Voltei para a casa do Zica, mas só até eu me sentir bem o suficiente para conseguir ficar em casa sozinha. A Dona Fátima está sendo perfeita para mim, uma verdadeira mãe, nunca senti tanta falta de uma figura materna, ou até mesmo paterna, como estou sentindo agora. É louco pensar que eu sou a única pessoa da minha família, não tenho nenhum laço de sangue, só sou eu e eu mesma.

Os meninos estão fazendo de tudo para me agradar, e as meninas também, mas consigo ver o quão perdidos eles estão, afinal, nenhum deles passaram por isso, ninguém sabe como agir, nem eu mesma sei. Tem horas que quero gritar para eles pararem de serem legais ou apenas parar de me olhar com pena, mas tem horas que eu quero o carinho e a afeição deles. Por tanto, só fico calada e agradeço, porque sei que eles estão fazendo o melhor que eles podem.

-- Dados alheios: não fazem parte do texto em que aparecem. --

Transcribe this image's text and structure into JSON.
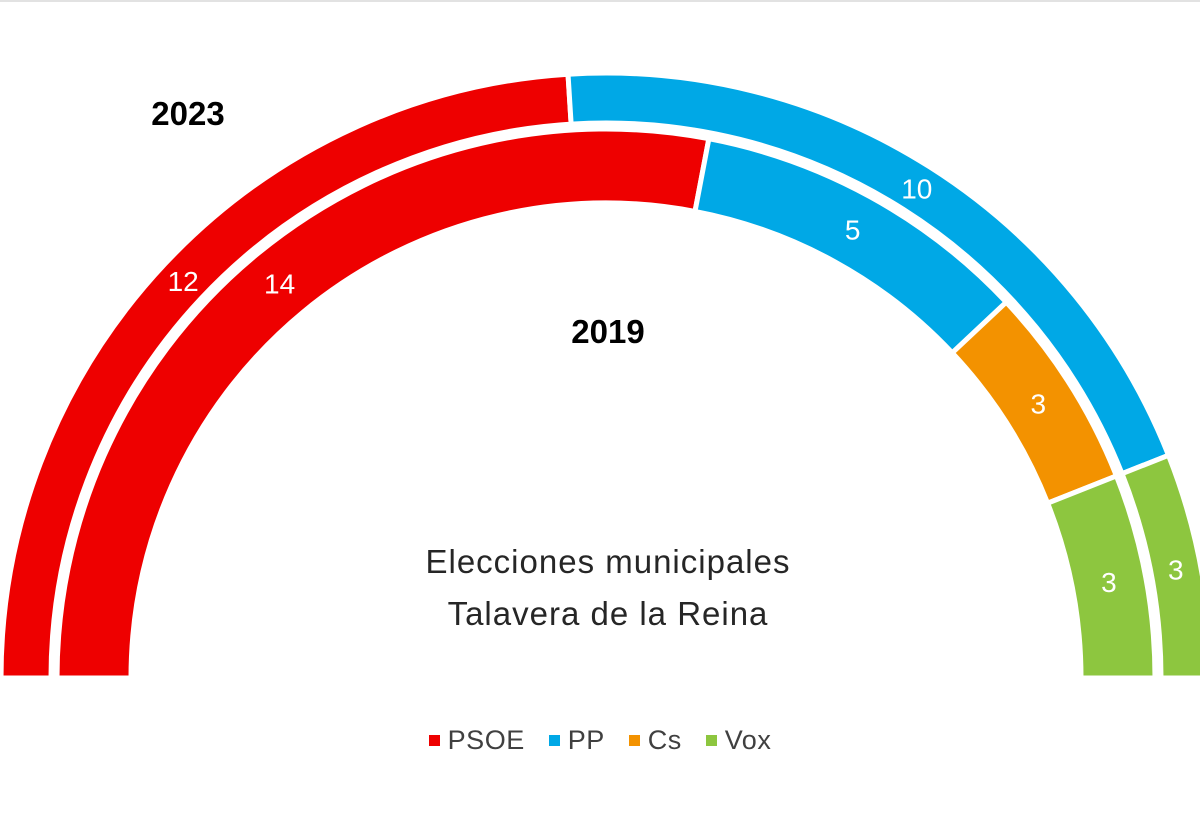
{
  "chart_data": {
    "type": "semicircle-doughnut",
    "title_line1": "Elecciones  municipales",
    "title_line2": "Talavera  de  la  Reina",
    "parties": [
      "PSOE",
      "PP",
      "Cs",
      "Vox"
    ],
    "colors": {
      "PSOE": "#ee0000",
      "PP": "#00a8e6",
      "Cs": "#f39200",
      "Vox": "#8dc63f"
    },
    "series": [
      {
        "name": "2023",
        "ring": "outer",
        "values": [
          {
            "party": "PSOE",
            "seats": 12,
            "label": "12"
          },
          {
            "party": "PP",
            "seats": 10,
            "label": "10"
          },
          {
            "party": "Vox",
            "seats": 3,
            "label": "3"
          }
        ]
      },
      {
        "name": "2019",
        "ring": "inner",
        "values": [
          {
            "party": "PSOE",
            "seats": 14,
            "label": "14"
          },
          {
            "party": "PP",
            "seats": 5,
            "label": "5"
          },
          {
            "party": "Cs",
            "seats": 3,
            "label": "3"
          },
          {
            "party": "Vox",
            "seats": 3,
            "label": "3"
          }
        ]
      }
    ],
    "legend": [
      {
        "label": "PSOE",
        "color": "#ee0000"
      },
      {
        "label": "PP",
        "color": "#00a8e6"
      },
      {
        "label": "Cs",
        "color": "#f39200"
      },
      {
        "label": "Vox",
        "color": "#8dc63f"
      }
    ]
  }
}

Nunca fiquei tão perdida nos meus pensamentos como nos últimos dias, pensei até em pedir pro Rick um trabalho, sem necessidade de salário, só para eu ter algo para fazer que não envolva pensar nos meus problemas.

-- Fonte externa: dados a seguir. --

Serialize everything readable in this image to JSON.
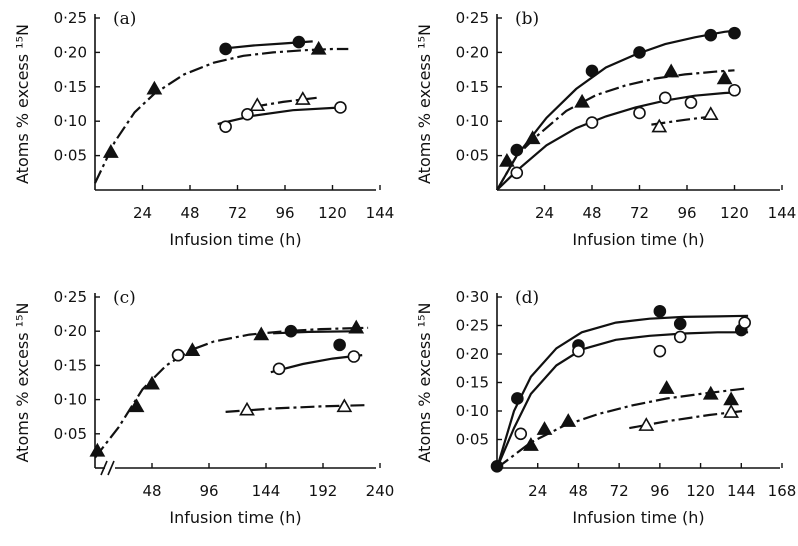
{
  "chart_data": [
    {
      "type": "scatter",
      "panel_label": "(a)",
      "xlabel": "Infusion time (h)",
      "ylabel": "Atoms % excess ¹⁵N",
      "xlim": [
        0,
        144
      ],
      "ylim": [
        0,
        0.25
      ],
      "xticks": [
        24,
        48,
        72,
        96,
        120,
        144
      ],
      "xtick_labels": [
        "24",
        "48",
        "72",
        "96",
        "120",
        "144"
      ],
      "yticks": [
        0.05,
        0.1,
        0.15,
        0.2,
        0.25
      ],
      "ytick_labels": [
        "0·05",
        "0·10",
        "0·15",
        "0·20",
        "0·25"
      ],
      "series": [
        {
          "marker": "filled-circle",
          "x": [
            66,
            103
          ],
          "y": [
            0.205,
            0.215
          ]
        },
        {
          "marker": "filled-triangle",
          "x": [
            8,
            30,
            113
          ],
          "y": [
            0.055,
            0.147,
            0.205
          ]
        },
        {
          "marker": "open-circle",
          "x": [
            66,
            77,
            124
          ],
          "y": [
            0.092,
            0.11,
            0.12
          ]
        },
        {
          "marker": "open-triangle",
          "x": [
            82,
            105
          ],
          "y": [
            0.123,
            0.132
          ]
        }
      ],
      "curves": [
        {
          "style": "solid",
          "x": [
            66,
            80,
            95,
            110
          ],
          "y": [
            0.206,
            0.21,
            0.213,
            0.216
          ]
        },
        {
          "style": "dash",
          "x": [
            0,
            10,
            20,
            30,
            45,
            60,
            75,
            90,
            105,
            120,
            128
          ],
          "y": [
            0.01,
            0.07,
            0.113,
            0.14,
            0.168,
            0.185,
            0.195,
            0.2,
            0.203,
            0.205,
            0.205
          ]
        },
        {
          "style": "solid",
          "x": [
            62,
            80,
            100,
            125
          ],
          "y": [
            0.096,
            0.108,
            0.116,
            0.12
          ]
        },
        {
          "style": "dash",
          "x": [
            80,
            95,
            112
          ],
          "y": [
            0.121,
            0.128,
            0.134
          ]
        }
      ]
    },
    {
      "type": "scatter",
      "panel_label": "(b)",
      "xlabel": "Infusion time (h)",
      "ylabel": "Atoms % excess ¹⁵N",
      "xlim": [
        0,
        144
      ],
      "ylim": [
        0,
        0.25
      ],
      "xticks": [
        24,
        48,
        72,
        96,
        120,
        144
      ],
      "xtick_labels": [
        "24",
        "48",
        "72",
        "96",
        "120",
        "144"
      ],
      "yticks": [
        0.05,
        0.1,
        0.15,
        0.2,
        0.25
      ],
      "ytick_labels": [
        "0·05",
        "0·10",
        "0·15",
        "0·20",
        "0·25"
      ],
      "series": [
        {
          "marker": "filled-circle",
          "x": [
            10,
            48,
            72,
            108,
            120
          ],
          "y": [
            0.058,
            0.173,
            0.2,
            0.225,
            0.228
          ]
        },
        {
          "marker": "filled-triangle",
          "x": [
            5,
            18,
            43,
            88,
            115
          ],
          "y": [
            0.042,
            0.075,
            0.128,
            0.172,
            0.162
          ]
        },
        {
          "marker": "open-circle",
          "x": [
            10,
            48,
            72,
            85,
            98,
            120
          ],
          "y": [
            0.025,
            0.098,
            0.112,
            0.134,
            0.127,
            0.145
          ]
        },
        {
          "marker": "open-triangle",
          "x": [
            82,
            108
          ],
          "y": [
            0.092,
            0.11
          ]
        }
      ],
      "curves": [
        {
          "style": "solid",
          "x": [
            0,
            10,
            25,
            40,
            55,
            70,
            85,
            100,
            115,
            122
          ],
          "y": [
            0.0,
            0.05,
            0.105,
            0.147,
            0.178,
            0.197,
            0.212,
            0.222,
            0.23,
            0.232
          ]
        },
        {
          "style": "dash",
          "x": [
            0,
            10,
            20,
            35,
            50,
            65,
            80,
            95,
            110,
            120
          ],
          "y": [
            0.0,
            0.05,
            0.078,
            0.115,
            0.138,
            0.152,
            0.162,
            0.168,
            0.172,
            0.174
          ]
        },
        {
          "style": "solid",
          "x": [
            0,
            10,
            25,
            40,
            55,
            70,
            85,
            100,
            115,
            122
          ],
          "y": [
            0.0,
            0.028,
            0.065,
            0.09,
            0.107,
            0.12,
            0.13,
            0.137,
            0.141,
            0.142
          ]
        },
        {
          "style": "dash",
          "x": [
            78,
            95,
            112
          ],
          "y": [
            0.095,
            0.102,
            0.108
          ]
        }
      ]
    },
    {
      "type": "scatter",
      "panel_label": "(c)",
      "xlabel": "Infusion time (h)",
      "ylabel": "Atoms % excess ¹⁵N",
      "xlim": [
        0,
        240
      ],
      "ylim": [
        0,
        0.25
      ],
      "axis_break": true,
      "xticks": [
        48,
        96,
        144,
        192,
        240
      ],
      "xtick_labels": [
        "48",
        "96",
        "144",
        "192",
        "240"
      ],
      "yticks": [
        0.05,
        0.1,
        0.15,
        0.2,
        0.25
      ],
      "ytick_labels": [
        "0·05",
        "0·10",
        "0·15",
        "0·20",
        "0·25"
      ],
      "series": [
        {
          "marker": "filled-circle",
          "x": [
            70,
            165,
            206
          ],
          "y": [
            0.165,
            0.2,
            0.18
          ]
        },
        {
          "marker": "filled-triangle",
          "x": [
            2,
            35,
            48,
            82,
            140,
            220
          ],
          "y": [
            0.025,
            0.09,
            0.123,
            0.172,
            0.195,
            0.205
          ]
        },
        {
          "marker": "open-circle",
          "x": [
            70,
            155,
            218
          ],
          "y": [
            0.165,
            0.145,
            0.163
          ]
        },
        {
          "marker": "open-triangle",
          "x": [
            128,
            210
          ],
          "y": [
            0.085,
            0.09
          ]
        }
      ],
      "curves": [
        {
          "style": "dash",
          "x": [
            0,
            20,
            40,
            60,
            80,
            100,
            130,
            160,
            190,
            230
          ],
          "y": [
            0.015,
            0.06,
            0.115,
            0.15,
            0.172,
            0.185,
            0.195,
            0.2,
            0.203,
            0.205
          ]
        },
        {
          "style": "solid",
          "x": [
            150,
            180,
            225
          ],
          "y": [
            0.197,
            0.199,
            0.2
          ]
        },
        {
          "style": "solid",
          "x": [
            148,
            175,
            200,
            225
          ],
          "y": [
            0.14,
            0.152,
            0.16,
            0.165
          ]
        },
        {
          "style": "dash",
          "x": [
            110,
            150,
            190,
            230
          ],
          "y": [
            0.082,
            0.087,
            0.09,
            0.092
          ]
        }
      ]
    },
    {
      "type": "scatter",
      "panel_label": "(d)",
      "xlabel": "Infusion time (h)",
      "ylabel": "Atoms % excess ¹⁵N",
      "xlim": [
        0,
        168
      ],
      "ylim": [
        0,
        0.3
      ],
      "xticks": [
        24,
        48,
        72,
        96,
        120,
        144,
        168
      ],
      "xtick_labels": [
        "24",
        "48",
        "72",
        "96",
        "120",
        "144",
        "168"
      ],
      "yticks": [
        0.05,
        0.1,
        0.15,
        0.2,
        0.25,
        0.3
      ],
      "ytick_labels": [
        "0·05",
        "0·10",
        "0·15",
        "0·20",
        "0·25",
        "0·30"
      ],
      "series": [
        {
          "marker": "filled-circle",
          "x": [
            0,
            12,
            48,
            96,
            108,
            144
          ],
          "y": [
            0.003,
            0.122,
            0.215,
            0.275,
            0.253,
            0.242
          ]
        },
        {
          "marker": "filled-triangle",
          "x": [
            20,
            28,
            42,
            100,
            126,
            138
          ],
          "y": [
            0.04,
            0.068,
            0.082,
            0.14,
            0.13,
            0.12
          ]
        },
        {
          "marker": "open-circle",
          "x": [
            14,
            48,
            96,
            108,
            146
          ],
          "y": [
            0.06,
            0.205,
            0.205,
            0.23,
            0.255
          ]
        },
        {
          "marker": "open-triangle",
          "x": [
            88,
            138
          ],
          "y": [
            0.075,
            0.098
          ]
        }
      ],
      "curves": [
        {
          "style": "solid",
          "x": [
            0,
            10,
            20,
            35,
            50,
            70,
            90,
            110,
            130,
            148
          ],
          "y": [
            0.0,
            0.1,
            0.16,
            0.21,
            0.238,
            0.255,
            0.262,
            0.265,
            0.266,
            0.267
          ]
        },
        {
          "style": "solid",
          "x": [
            0,
            10,
            20,
            35,
            50,
            70,
            90,
            110,
            130,
            148
          ],
          "y": [
            0.0,
            0.07,
            0.13,
            0.18,
            0.208,
            0.225,
            0.232,
            0.236,
            0.238,
            0.238
          ]
        },
        {
          "style": "dash",
          "x": [
            0,
            20,
            40,
            60,
            80,
            100,
            120,
            148
          ],
          "y": [
            0.0,
            0.045,
            0.075,
            0.095,
            0.11,
            0.122,
            0.13,
            0.14
          ]
        },
        {
          "style": "dash",
          "x": [
            78,
            100,
            125,
            145
          ],
          "y": [
            0.07,
            0.082,
            0.093,
            0.1
          ]
        }
      ]
    }
  ]
}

Mas hoje ... hoje preciso se mais forte, hoje é a cerimônia de despedida. Honrando seu pedido, ele gostaria de uma cerimônia intimista ao máximo. Ele será cremado e quer suas cinzas jogadas no Lago Ládoga, na Rússia, seu lugar favorito. Ele me deixou ficar com uma pequena parte das cinzas.

Quem organizou todo o funeral foi o Carlos, Frederico e a Rosa, além de eu estar sem cabeça para isso, eles conhecem meu pai melhor do que eu. Tenho certeza que eles fizeram tudo do jeito que ele gostaria.

Eles conseguiram uma casa, que é como se fosse uma casa de eventos, mas para funerais, bem clássica, a cara do meu pai. A casa é pequena, o que a torna intimista por si só. A entrada é uma espécie de recepção, tem umas cadeiras e uma mesa com comes e bebes, meu pai se encontra na segunda sala, onde seu caixão está posicionado no meio do salão.

Ele está muito bonito, não está parecendo doente, está pleno. Seu bigode está em perfeito estado, assim como o seu cabelo ... ele está lindo.

— Ele está muito elegante, você não achou? — diz a Rosa, com um tom de orgulho.

— Está perfeito, essa roupa está a cara dele. — Digo junto com um abraço.

Ela que escolheu a roupa.,

— Obrigada, Rosa! — agradeço, esses dias, devo ter agradecido ela umas mil vezes.

— É um prazer poder ajudar você e seu pai. — Ela sai do abraço. — Bom, vou voltar para a recepção, quero garantir que esteja tudo impecável.

O ruim de parecer fisicamente com o meu pai é que todo mundo sabe que sou sua filha e vem me cumprimentar. Essa definitivamente é a pior parte, ouvir pessoas que eu não conheço me oferecendo seus pêsames, histórias, dicas e abraços. Sei que é na melhor das intenções, mas não quero falar com ninguém, só queria ficar olhando o meu pai até a hora que ele for velado, sem precisar falar ou cumprimentar ninguém.

Depois de quase uma hora de cumprimento, consigo paz. Volto a focar só no meu pai e em como ele está bonito. Porém o que eu queria mesmo é chorar, meu rosto está doendo de segurar o choro, mas tenho medo de começar a chorar e mil pessoas aparecerem para me consolar.

— Giovanna. — Ouço me chamarem.

É o Alex. Está ficando mais difícil segurar o choro.

Ficamos calados, ele me observando e tento de tudo para não desmoronar.